Parmi les hommes de second ordre, mais dont l’emprise sur l’esprit de Nicolas II, dès le début de son règne, ne fut peut-être pas moins fatale que celle de M. Pobiédonostzeff, je crois devoir mentionner le prince Mestchersky, propriétaire et unique rédacteur du journal ultra-réactionnaire Le Grajdanine . Ce personnage énigmatique, grand seigneur de naissance, journaliste, — et journaliste de grand talent, — par vocation, avait joué à la cour et dans l’intimité de l’empereur Alexandre III un rôle très influent, resté d’autant plus inexpliqué, que sa réputation scandaleuse, — son rôle faisait l’exact pendant de celui tenu à la cour de Berlin par le prince Eulenbourg, — contrastait singulièrement avec la pureté de mœurs qui distinguait le père de Nicolas II tout comme Nicolas lui-même.

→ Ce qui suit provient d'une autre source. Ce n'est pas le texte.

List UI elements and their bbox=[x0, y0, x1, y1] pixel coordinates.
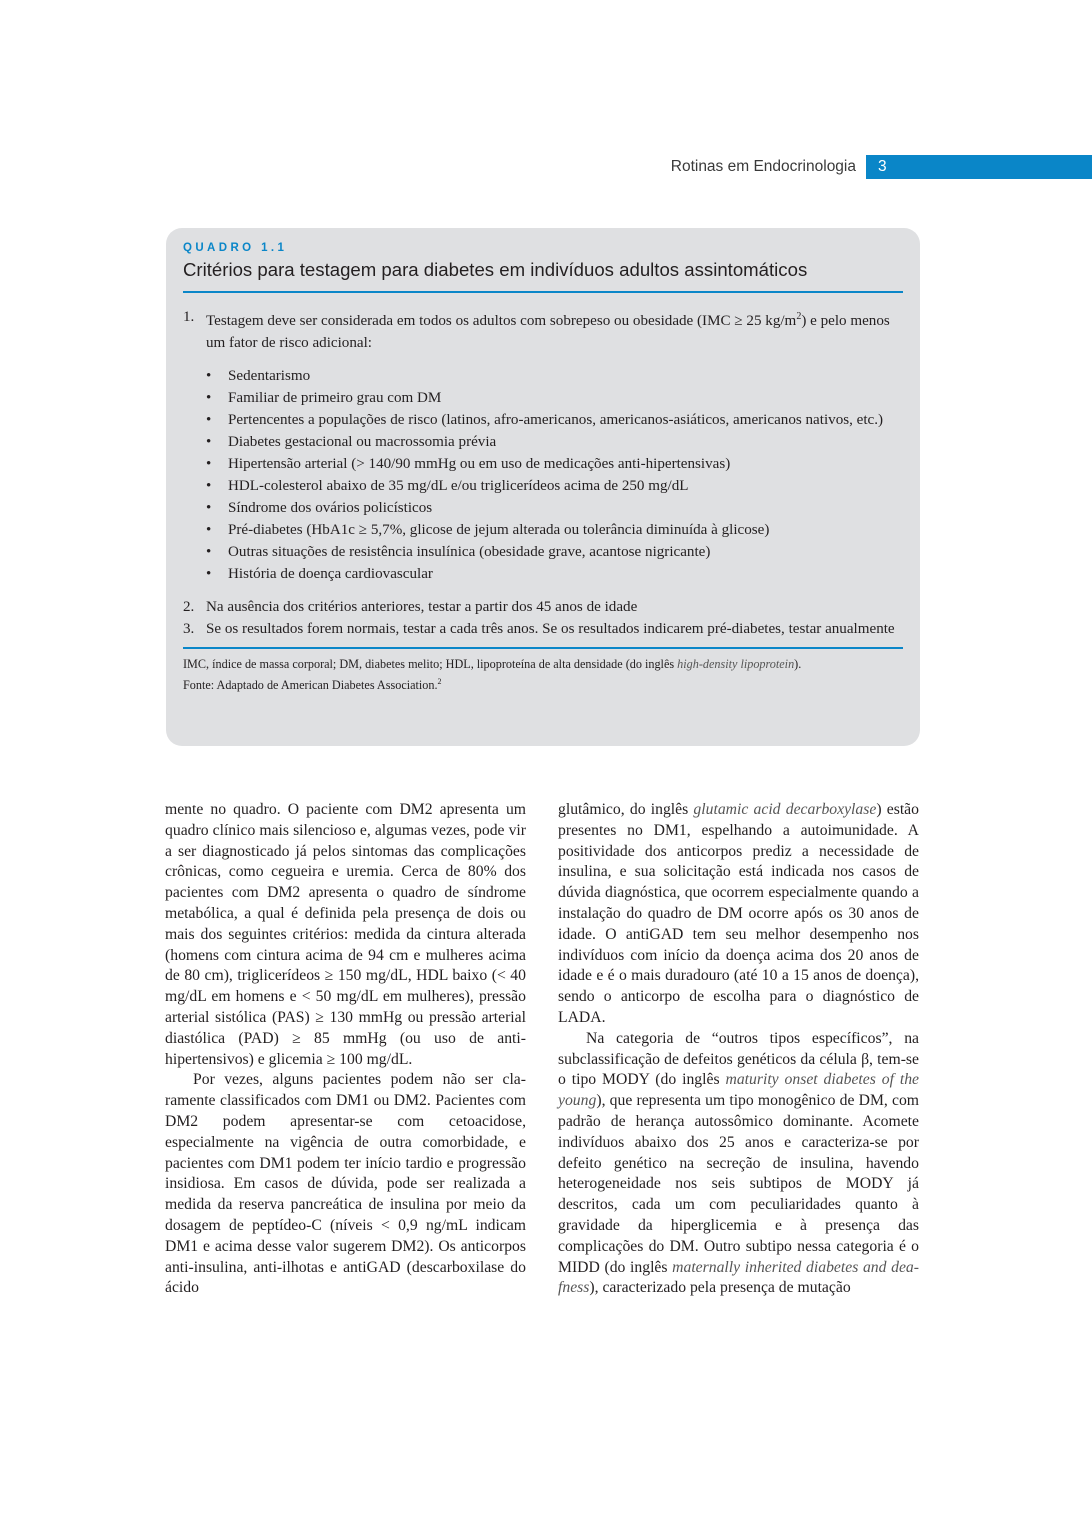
criterion-number: 1. bbox=[183, 309, 195, 325]
paragraph: mente no quadro. O paciente com DM2 apresenta um quadro clínico mais silencioso e, algumas vezes, pode vir a ser diagnosticado já pelos sintomas das complicações crônicas, como cegueira e uremia. Cerca de 80% dos pacientes com DM2 apresenta o quadro de síndrome metabólica, a qual é definida pela presença de dois ou mais dos seguintes critérios: medida da cintura alterada (homens com cintura acima de 94 cm e mulheres acima de 80 cm), triglicerídeos ≥ 150 mg/dL, HDL baixo (< 40 mg/dL em homens e < 50 mg/dL em mulheres), pressão arterial sistólica (PAS) ≥ 130 mmHg ou pressão arterial diastólica (PAD) ≥ 85 mmHg (ou uso de anti-hipertensivos) e glicemia ≥ 100 mg/dL. bbox=[165, 801, 526, 1068]
bullet-icon: • bbox=[206, 478, 212, 495]
list-item: • Familiar de primeiro grau com DM bbox=[206, 387, 903, 409]
bullet-icon: • bbox=[206, 368, 212, 385]
right-column bbox=[558, 800, 919, 1299]
paragraph: Por vezes, alguns pacientes podem não ser claramente classificados com DM1 ou DM2. Pacientes com DM2 podem apresentar-se com cetoacidose, especialmente na vigência de outra comorbidade, e pacientes com DM1 podem ter início tardio e progressão insidiosa. Em casos de dúvida, pode ser realizada a medida da reserva pancreática de insulina por meio da dosagem de peptídeo-C (níveis < 0,9 ng/mL indicam DM1 e acima desse valor sugerem DM2). Os anticorpos anti-insulina, anti-ilhotas e antiGAD (descarboxilase do ácido bbox=[165, 1071, 526, 1297]
bullet-icon: • bbox=[206, 544, 212, 561]
bullet-icon: • bbox=[206, 434, 212, 451]
criterion-number: 3. bbox=[183, 621, 195, 638]
criteria-list bbox=[183, 306, 903, 640]
bullet-icon: • bbox=[206, 456, 212, 473]
criterion-text: Se os resultados forem normais, testar a cada três anos. Se os resultados indicarem pré-diabetes, testar anualmente bbox=[206, 621, 895, 638]
superscript: 2 bbox=[437, 677, 442, 687]
abbreviations-note: IMC, índice de massa corporal; DM, diabetes melito; HDL, lipoproteína de alta densidade (do inglês high-density lipoprotein). bbox=[183, 657, 802, 672]
running-head bbox=[0, 155, 1092, 179]
criterion-text: ) e pelo menos um fator de risco adicional: bbox=[206, 313, 890, 352]
left-column bbox=[165, 800, 526, 1299]
paragraph: Na categoria de “outros tipos específicos”, na subclassificação de defeitos genéticos da célula β, tem-se o tipo MODY (do inglês maturity onset diabetes of the young), que representa um tipo monogênico de DM, com padrão de herança autossômico dominante. Acomete indivíduos abaixo dos 25 anos e caracteriza-se por defeito genético na secreção de insulina, havendo heterogeneidade nos seis subtipos de MODY já descritos, cada um com peculiaridades quanto à gravidade da hiperglicemia e à presença das complicações do DM. Outro subtipo nessa categoria é o MIDD (do inglês maternally inherited diabetes and deafness), caracterizado pela presença de mutação bbox=[558, 1029, 919, 1297]
list-item: • Hipertensão arterial (> 140/90 mmHg ou em uso de medicações anti-hipertensivas) bbox=[206, 453, 903, 475]
criterion-text: Na ausência dos critérios anteriores, testar a partir dos 45 anos de idade bbox=[206, 599, 638, 616]
bullet-icon: • bbox=[206, 412, 212, 429]
criterion-1 bbox=[183, 306, 903, 354]
list-item: • Síndrome dos ovários policísticos bbox=[206, 497, 903, 519]
box-top-rule bbox=[183, 291, 903, 293]
page-number: 3 bbox=[866, 155, 1092, 179]
criterion-text: Testagem deve ser considerada em todos os adultos com sobrepeso ou obesidade (IMC ≥ 25 kg/m bbox=[206, 313, 797, 330]
criterion-number: 2. bbox=[183, 599, 195, 616]
list-item: • Diabetes gestacional ou macrossomia prévia bbox=[206, 431, 903, 453]
list-item: • Pré-diabetes (HbA1c ≥ 5,7%, glicose de jejum alterada ou tolerância diminuída à glicose) bbox=[206, 519, 903, 541]
source-note: Fonte: Adaptado de American Diabetes Association.$^2$ bbox=[183, 677, 442, 693]
box-heading: Critérios para testagem para diabetes em indivíduos adultos assintomáticos bbox=[183, 259, 808, 280]
box-bottom-rule bbox=[183, 647, 903, 649]
criterion-2 bbox=[183, 596, 903, 618]
risk-factor-list bbox=[206, 365, 903, 585]
list-item: • História de doença cardiovascular bbox=[206, 563, 903, 585]
box-label: QUADRO 1.1 bbox=[183, 242, 288, 254]
criterion-3 bbox=[183, 618, 903, 640]
list-item: • Outras situações de resistência insulínica (obesidade grave, acantose nigricante) bbox=[206, 541, 903, 563]
criteria-box bbox=[166, 228, 920, 746]
bullet-icon: • bbox=[206, 500, 212, 517]
bullet-icon: • bbox=[206, 566, 212, 583]
list-item: • Pertencentes a populações de risco (latinos, afro-americanos, americanos-asiáticos, americanos nativos, etc.) bbox=[206, 409, 903, 431]
paragraph: glutâmico, do inglês glutamic acid decarboxylase) estão presentes no DM1, espelhando a autoimunidade. A positividade dos anticorpos prediz a necessidade de insulina, e sua solicitação está indicada nos casos de dúvida diagnóstica, que ocorrem especialmente quando a instalação do quadro de DM ocorre após os 30 anos de idade. O antiGAD tem seu melhor desempenho nos indivíduos com início da doença acima dos 20 anos de idade e é o mais duradouro (até 10 a 15 anos de doença), sendo o anticorpo de escolha para o diagnóstico de LADA. bbox=[558, 801, 919, 1026]
box-footnote bbox=[183, 655, 903, 694]
list-item: • HDL-colesterol abaixo de 35 mg/dL e/ou triglicerídeos acima de 250 mg/dL bbox=[206, 475, 903, 497]
list-item: • Sedentarismo bbox=[206, 365, 903, 387]
superscript: 2 bbox=[796, 311, 802, 322]
bullet-icon: • bbox=[206, 522, 212, 539]
bullet-icon: • bbox=[206, 390, 212, 407]
running-head-title: Rotinas em Endocrinologia bbox=[670, 158, 856, 175]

Le prince Mestchersky, qui s’était dès son jeune âge voué au journalisme, ne brigua jamais d’emploi bureaucratique ou de position officielle à la cour ; il n’en exerça pas moins, pendant le règne de l’empereur Alexandre III, une action directe sur les affaires de l’État ; c’est dans la salle de rédaction du Grajdanine que se préparaient les candidatures ministérielles et se décidaient les mesures les plus nettement réactionnaires et aussi dans le salon du prince qui recevait chaque mercredi soir. Ces réceptions du mercredi, auxquelles je n’ai d’ailleurs jamais eu le privilège d’assister, avaient, parait-il, un aspect des plus hétérogènes : on y voyait des ministres d’État, de hauts fonctionnaires en mal de portefeuille, des généraux, des prélats, des journalistes, et, mêlés à eux, des éphèbes aux allures décadentes auxquels la protection de l’amphitryon avait ouvert les portes des carrières les plus diverses, sans en excepter la diplomatie [1].

  1. Lorsqu’après avoir succédé au comte Lamsdorff, je me vis obligé d’exclure du ministère des Affaires étrangères quelques-uns de ces protégés du prince Mestchersky, la rédaction du Grajdanine devint le centre le plus actif des intrigues dirigées contre ma personne et contre ma politique ; il n’y eut, pendant mes quatre années de Ministère, presque pas un numéro de ce journal qui ne contint contre moi une attaque violente et qui ne me dénonçât comme un « cadet déguisé » et presque comme un complice des révolutionnaires.